Дѣдушка, который послѣ переѣзда изъ Константинополя во Францію, кромѣ завода Рено и погреба Феликса Потена, никакихъ другихъ страшныхъ приключеній не испытывалъ, конечно, не захочетъ ударить лицомъ въ грязь.

— Ну, что жъ вамъ разсказать, дѣти мои? Про боа-констриктора, что ли, въ желудкѣ котораго нашли мемуары моего друга Незнамова? Или, можетъ бытъ, про карликовую елку, которую мы зажигали на льдинѣ въ Баффиновомъ заливѣ?

— Все равно, дѣдушка. А ты развѣ бывалъ въ Баффиновомъ заливѣ?

— Эхъ-хе-хе, дѣточки, гдѣ и не бывалъ только! — загадочно вздохнетъ дѣдушка. — Про Попокатепетль слышали, навѣрно? Такъ вотъ, на вершинѣ Попокатепетля мы въ 1925 году Новый Годъ вмѣстѣ съ казачьимъ хоромъ встрѣчали. Сидимъ, ужинаемъ, а надъ головой каждаго изъ насъ огни свягого Эльма горятъ. Свѣтло, какъ днемъ. Или помню Сочельникъ 1929 года. Жили мы тогда на берегу Индійскаго океана въ огромной пещерѣ… Хорошая пещера была, со всѣми удобствами — со сталактитами да сталагмитами. Срѣзали мы къ празднику морскую сосну, прикрѣпили къ двумъ бревнамъ, чтобы крѣпко держалась, украшеніе на ней всякія развѣсили, зажгли свѣчи. И вдругъ землетрясеніе. Отломилась скала, волны нахлынули, и всѣ мы — въ открытомъ морѣ. Наша елка плыветъ, свѣчи горятъ, украшенія сверкаютъ, а мы держимся за бревна, гребемъ, страшные разсказы другъ другу разсказываемъ. Да, хорошее время было, дѣтки, хорошее. А вотъ, разскажу я вамъ одну страшную исторію изъ своей жизни въ Парижѣ. Хотите? Пріѣхалъ я туда изъ Марселя въ международномъ поѣздѣ, но не внутри, какъ всѣ, а снаружи, прицѣпившись къ оси вагона перваго класса. Пріѣхалъ, сталъ искать работу, а работы нѣтъ да нѣтъ. Хочу разыскать своего стараго друга адвоката Степанова, но адреса тоже не знаю. Ходиль я такъ по столицѣ міра мѣсяцъ, другой, третій, изъ гостиницы уже, давно меня за неплатежъ выгнали, ночую гдѣ придется: подъ мостомъ, на баржѣ, въ метро, на вокзалѣ… И наскучило мнѣ такъ безъ опредѣленнаго мѣста жительства болтаться.
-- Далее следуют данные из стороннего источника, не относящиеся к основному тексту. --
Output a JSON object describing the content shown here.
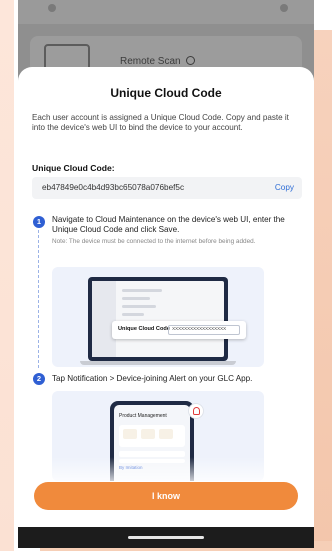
{
  "background": {
    "row_label": "Remote Scan",
    "info_icon": "info-icon"
  },
  "modal": {
    "title": "Unique Cloud Code",
    "description": "Each user account is assigned a Unique Cloud Code. Copy and paste it into the device's web UI to bind the device to your account.",
    "code_label": "Unique Cloud Code:",
    "code_value": "eb47849e0c4b4d93bc65078a076bef5c",
    "copy_label": "Copy",
    "steps": [
      {
        "number": "1",
        "text": "Navigate to Cloud Maintenance on the device's web UI, enter the Unique Cloud Code and click Save.",
        "note": "Note: The device must be connected to the internet before being added.",
        "illustration": {
          "popup_label": "Unique Cloud Code",
          "popup_value": "XXXXXXXXXXXXXXXXXX"
        }
      },
      {
        "number": "2",
        "text": "Tap Notification > Device-joining Alert on your GLC App.",
        "illustration": {
          "screen_title": "Product Management",
          "filter_text": "By Imitation",
          "icon": "bell-icon"
        }
      }
    ],
    "confirm_label": "I know"
  },
  "colors": {
    "accent": "#f08a3c",
    "step_badge": "#2f5fd3",
    "link": "#2f6ed6"
  }
}
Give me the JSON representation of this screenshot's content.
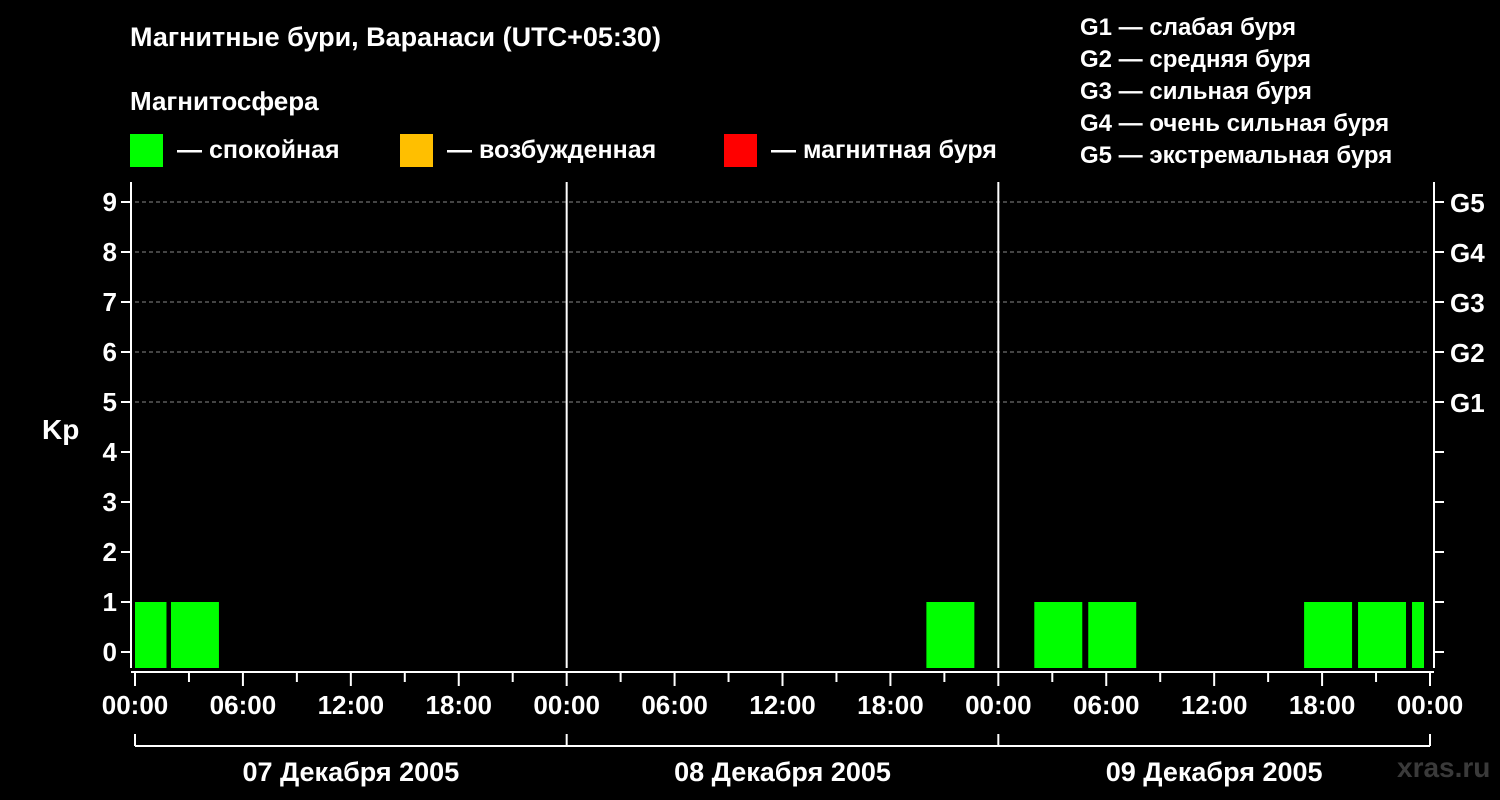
{
  "header": {
    "title": "Магнитные бури, Варанаси (UTC+05:30)",
    "subtitle": "Магнитосфера"
  },
  "legend": [
    {
      "label": "— спокойная",
      "color": "#00ff00"
    },
    {
      "label": "— возбужденная",
      "color": "#ffbf00"
    },
    {
      "label": "— магнитная буря",
      "color": "#ff0000"
    }
  ],
  "storm_scale": [
    "G1 — слабая буря",
    "G2 — средняя буря",
    "G3 — сильная буря",
    "G4 — очень сильная буря",
    "G5 — экстремальная буря"
  ],
  "watermark": "xras.ru",
  "chart_data": {
    "type": "bar",
    "ylabel": "Kp",
    "xlabel": "",
    "ylim": [
      0,
      9
    ],
    "y_ticks": [
      "0",
      "1",
      "2",
      "3",
      "4",
      "5",
      "6",
      "7",
      "8",
      "9"
    ],
    "right_ticks": [
      {
        "value": 5,
        "label": "G1"
      },
      {
        "value": 6,
        "label": "G2"
      },
      {
        "value": 7,
        "label": "G3"
      },
      {
        "value": 8,
        "label": "G4"
      },
      {
        "value": 9,
        "label": "G5"
      }
    ],
    "x_tick_labels": [
      "00:00",
      "06:00",
      "12:00",
      "18:00",
      "00:00",
      "06:00",
      "12:00",
      "18:00",
      "00:00",
      "06:00",
      "12:00",
      "18:00",
      "00:00"
    ],
    "dates": [
      "07 Декабря 2005",
      "08 Декабря 2005",
      "09 Декабря 2005"
    ],
    "grid": true,
    "bar_color": "#00ff00",
    "bars": [
      {
        "start": "07 Декабря 2005 00:00",
        "end": "07 Декабря 2005 01:45",
        "kp": 1
      },
      {
        "start": "07 Декабря 2005 02:00",
        "end": "07 Декабря 2005 04:40",
        "kp": 1
      },
      {
        "start": "08 Декабря 2005 20:00",
        "end": "08 Декабря 2005 22:40",
        "kp": 1
      },
      {
        "start": "09 Декабря 2005 02:00",
        "end": "09 Декабря 2005 04:40",
        "kp": 1
      },
      {
        "start": "09 Декабря 2005 05:00",
        "end": "09 Декабря 2005 07:40",
        "kp": 1
      },
      {
        "start": "09 Декабря 2005 17:00",
        "end": "09 Декабря 2005 19:40",
        "kp": 1
      },
      {
        "start": "09 Декабря 2005 20:00",
        "end": "09 Декабря 2005 22:40",
        "kp": 1
      },
      {
        "start": "09 Декабря 2005 23:00",
        "end": "09 Декабря 2005 23:40",
        "kp": 1
      }
    ]
  }
}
Давай, думаю, въ какомъ-нибудь учрежденіи постоянный ночлегъ устрою. Обошелъ я мѣстныя церкви, присмотрѣлъ было одну будку-исповѣдальню, но не рѣшился, конечно: стыдно стало такого кощунства. А тутъ какъ разъ вижу на Большихъ Бульварахъ — прекрасный музей восковыхъ фигуръ, по названію Гривенъ. Собралъ я свои послѣдніе франки, заплатилъ за входъ и началъ помѣщеніе осматривать: гдѣ бы постель приготовить.

И вотъ, внизу, въ подвальномъ помѣщеніи, гдѣ представлена жизнь первыхъ мучениковъ-христіанъ, прекрасное мѣсто нашлось. Шикарное помѣщеніе, большое, просторное, съ освѣщеніемъ и съ отопленіемъ. Изображало оно римскій циркъ со львами и тиграми, терзающими несчастныхъ людей, и отъ коридора отдѣлялось высокой рѣшеткой. Улучилъ я моментъ, когда въ коридорѣ никого нe было, перемахнулъ черезъ рѣшетку, легъ у стѣны среди другихъ христіанъ и наслаждаюсь уютомъ. А по коридору въ это время опять публика задвигалась. Дамы, мужчины, дѣти… Смотрятѣ сквозь рѣшетку на меня, на другихъ, охаютъ, плачутъ. А я лежу лежу, да и заснулъ наконецъ. Тепло, свѣтло.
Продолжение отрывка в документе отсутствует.